FILOMAT

Since longitudinal and survival data are often obtained together in applications, studies on joint modeling that reveal the relationship between these two data have increased considerably in recent years. These models are generally defined by a linear mixed-effects model for longitudinal data and  Cox regression model for survival data, which are connected by a shared random effect. However, in order to use the Cox regression model in the analysis of survival data, the proportional hazards assumption must be satisfied. In cases where the proportional hazards assumption is not satisfied and survival data have a certain distribution, parametric joint models should be used to obtain more unbiased parameter estimates in the analysis of the relationship between two data. In this paper, we propose a two-stage approach in a Bayesian framework to obtain parameter estimates in parametric joint modeling. To examine the performance of the proposed method, we perform a simulation study in scenarios with different censoring and sample sizes and compare the method with classical approaches.
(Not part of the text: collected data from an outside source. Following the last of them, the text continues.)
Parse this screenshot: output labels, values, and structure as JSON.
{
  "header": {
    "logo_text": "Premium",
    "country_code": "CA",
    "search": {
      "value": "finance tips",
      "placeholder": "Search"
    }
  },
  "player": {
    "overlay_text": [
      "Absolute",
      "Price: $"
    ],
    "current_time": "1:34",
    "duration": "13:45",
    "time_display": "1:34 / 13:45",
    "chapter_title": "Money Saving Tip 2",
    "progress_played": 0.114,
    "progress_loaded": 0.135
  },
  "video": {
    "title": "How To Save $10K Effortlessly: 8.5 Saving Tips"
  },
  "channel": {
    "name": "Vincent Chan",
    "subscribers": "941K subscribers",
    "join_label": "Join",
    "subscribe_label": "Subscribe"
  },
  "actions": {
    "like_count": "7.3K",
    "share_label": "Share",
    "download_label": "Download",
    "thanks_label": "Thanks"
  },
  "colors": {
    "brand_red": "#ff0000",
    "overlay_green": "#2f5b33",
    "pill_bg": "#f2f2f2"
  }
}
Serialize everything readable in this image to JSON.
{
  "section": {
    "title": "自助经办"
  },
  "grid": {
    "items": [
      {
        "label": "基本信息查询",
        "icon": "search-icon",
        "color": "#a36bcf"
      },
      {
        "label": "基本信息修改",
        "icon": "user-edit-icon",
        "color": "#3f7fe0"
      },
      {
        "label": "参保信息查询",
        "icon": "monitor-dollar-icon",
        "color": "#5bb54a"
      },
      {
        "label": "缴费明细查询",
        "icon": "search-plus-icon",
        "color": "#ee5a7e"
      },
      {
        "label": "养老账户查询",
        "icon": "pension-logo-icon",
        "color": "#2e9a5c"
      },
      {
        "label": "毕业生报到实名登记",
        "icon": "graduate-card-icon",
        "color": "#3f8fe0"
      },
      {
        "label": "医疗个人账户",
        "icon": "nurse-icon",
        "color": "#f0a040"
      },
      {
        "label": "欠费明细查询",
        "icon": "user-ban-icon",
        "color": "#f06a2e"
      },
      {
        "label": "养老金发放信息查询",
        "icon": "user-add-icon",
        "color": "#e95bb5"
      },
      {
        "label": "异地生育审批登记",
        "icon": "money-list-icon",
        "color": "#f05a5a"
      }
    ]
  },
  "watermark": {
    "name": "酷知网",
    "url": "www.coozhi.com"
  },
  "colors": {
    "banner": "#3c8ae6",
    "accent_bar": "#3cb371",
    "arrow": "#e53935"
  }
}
In addition, to demonstrate the applicability of the proposed method, we perform an application on the aortic valve replacement surgery data, which is frequently used in the literature, and test the methods on real data. Simulation studies from different scenarios show that in all cases our approach in the joint modeling which consists of a binary longitudinal measurement and of survival data that does not provide the assumption of proportional hazards, gives more unbiased estimates compared to the other two classical approaches. To demonstrate the applicability of the simulation findings, we performed an application on the real data set and obtained results consistent with the simulation results.